Ernest William Colbert

Ernest William Colbert

(1921-2012) Enshrined November 8, 2003

Mr. Colbert helped build warplanes during WWII at Nashville’s Vultee Aircraft plant. In 1944, he and a partner founded Colemill Flying Service at Cornelia Fort Airpark in Nashville. In 1962, Bill Colbert’s idea to convert aircraft began with an FAA Approved STC to modify an Aero Commander 500A. Since that first conversion, Colemill Enterprises has become the world’s largest and most famous aircraft modifications company. Colemill has become internationally famous for conversions of the Piper Navajo, Beechcraft Baron, Beechcraft Bonanza and Cessna 310 series airplanes. The company holds more than twenty STC’s and completes approximately forty-five conversions each year. Colbert pioneered the aircraft modifications and conversions business into what has become his company’s slogan “Making Great Airplanes Better”.

To learn more, visit: www.tnairmuseum.com

R. A. “Bob” Hoover

R. A. “Bob” Hoover

 Enshrined November 8, 2003

World-renowned aviation legend, Bob Hoover was born in Nashville, Tennessee and taught himself aerobatics at Berry Field. A test pilot, air show performer, and WWII Aviator, Bob Hoover escaped from a German prison camp during WWII. Since that time, this noted aerobatic genius has performed in more air shows, in more different countries, before more spectators than anyone in the history of aviation. General Jimmy Doolittle called Hoover “the greatest stick and rudder pilot who ever lived.” His famous Aero Commander 500A air show aircraft is now on permanent display at the National Air & Space Museum’s new Stephen Udvar-Hazy Center at Dulles International Airport. Bob Hoover was enshrined in the National Aviation Hall of Fame in 1988.

To learn more, visit: www.tnairmuseum.com

Edward Chalmers Huffaker

Edward Chalmers Huffaker

(1856-1937) Enshrined November 8, 2003

Aviation pioneer Edward Chalmers Huffaker born in Sevier County, Tennessee, worked with Orville and Wilbur Wright at Kitty Hawk in 1901. He earned degrees from Emory and Henry College and the University of Virginia. In 1893, E.C. Huffaker submitted his paper entitled “The Value of Curved Surfaces in Flight”, based upon his new theory of lift resulting from observations of soaring birds, to the Congress on Aerial Navigation. Two years later, in May of 1895,The Wright brothers wrote the Smithsonian Institution requesting publications on flight. Edward C. Huffaker’s paper and his application of Bernoulli’s principle to the generation of lift as air flows over curved surfaces were among those they received. The genius of Edward Chalmers Huffaker significantly connected this special Tennessean with the Wright brothers’ historical first powered flight. Aviation changed the world forever and E.C. Huffaker earned a place in the history of early flight.

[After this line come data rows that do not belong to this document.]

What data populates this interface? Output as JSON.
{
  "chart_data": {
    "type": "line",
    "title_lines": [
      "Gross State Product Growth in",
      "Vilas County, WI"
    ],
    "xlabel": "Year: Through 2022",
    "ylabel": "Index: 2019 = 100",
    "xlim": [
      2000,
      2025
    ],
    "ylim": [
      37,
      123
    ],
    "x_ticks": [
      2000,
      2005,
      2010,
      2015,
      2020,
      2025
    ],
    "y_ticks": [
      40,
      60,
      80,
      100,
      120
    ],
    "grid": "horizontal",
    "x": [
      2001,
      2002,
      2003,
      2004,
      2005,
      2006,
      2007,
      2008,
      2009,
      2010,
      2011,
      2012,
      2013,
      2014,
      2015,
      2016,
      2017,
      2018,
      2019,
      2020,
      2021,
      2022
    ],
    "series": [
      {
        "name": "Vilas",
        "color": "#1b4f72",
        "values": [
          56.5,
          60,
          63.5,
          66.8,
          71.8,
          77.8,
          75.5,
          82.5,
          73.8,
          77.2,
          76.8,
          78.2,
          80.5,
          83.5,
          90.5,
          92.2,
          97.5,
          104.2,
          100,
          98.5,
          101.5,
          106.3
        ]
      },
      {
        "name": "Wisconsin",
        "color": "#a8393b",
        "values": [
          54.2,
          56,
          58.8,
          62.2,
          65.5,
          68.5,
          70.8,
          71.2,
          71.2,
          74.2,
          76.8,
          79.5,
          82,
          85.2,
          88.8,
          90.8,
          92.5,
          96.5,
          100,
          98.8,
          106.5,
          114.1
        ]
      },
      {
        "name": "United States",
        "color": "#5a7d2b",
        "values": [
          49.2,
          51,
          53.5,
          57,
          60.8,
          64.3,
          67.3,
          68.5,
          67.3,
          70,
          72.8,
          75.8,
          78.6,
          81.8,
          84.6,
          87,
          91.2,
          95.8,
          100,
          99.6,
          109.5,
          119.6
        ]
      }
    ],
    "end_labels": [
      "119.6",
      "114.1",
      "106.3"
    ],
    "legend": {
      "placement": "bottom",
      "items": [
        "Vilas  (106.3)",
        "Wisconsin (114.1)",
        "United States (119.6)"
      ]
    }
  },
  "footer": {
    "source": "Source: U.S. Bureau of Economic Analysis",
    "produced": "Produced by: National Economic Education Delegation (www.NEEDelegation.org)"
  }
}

To learn more, visit: www.tnairmuseum.com

Charles E. Nelson

Charles E. Nelson

Enshrined November 8, 2003

Charles E. Nelson was born in Euchee (Miegs County), Tennessee in 1931. He joined the United States Air Force in 1949 and became an Airborne Radio Operator. After his discharge from the military Charlie worked for Douglas Aircraft then under contract to build the B-47. In 1968, through an ad in Trade-A-Plane, Charlie Nelson founded The International Swift Association. One hundred twenty-six responses became an association of more than a thousand members from the United States, United Kingdom, Canada, France, Australia, Finland, Germany, South Africa and New Zealand. Annual Swift Fly-In conventions began in 1969 and have been held in Athens, Tennessee since 1982. Hundreds of Swift members, enthusiasts and the public attend the event each year. The Swift Museum Foundation was formed and is located at the Athens-McMinn County Airport. In 1980 Mr. Nelson lead a tenacious effort to acquire the type certificate, tooling, engineering data and spare parts of Swift Aircraft, destined to be acquired by a foreign investor and moved out of the country. He also assisted in negotiations with the Government of Saudi Arabia that saved and returned to the United States a rare Temco T-35 “Swift” Buckaroo. That airplane is on display at the Swift Museum in Athens.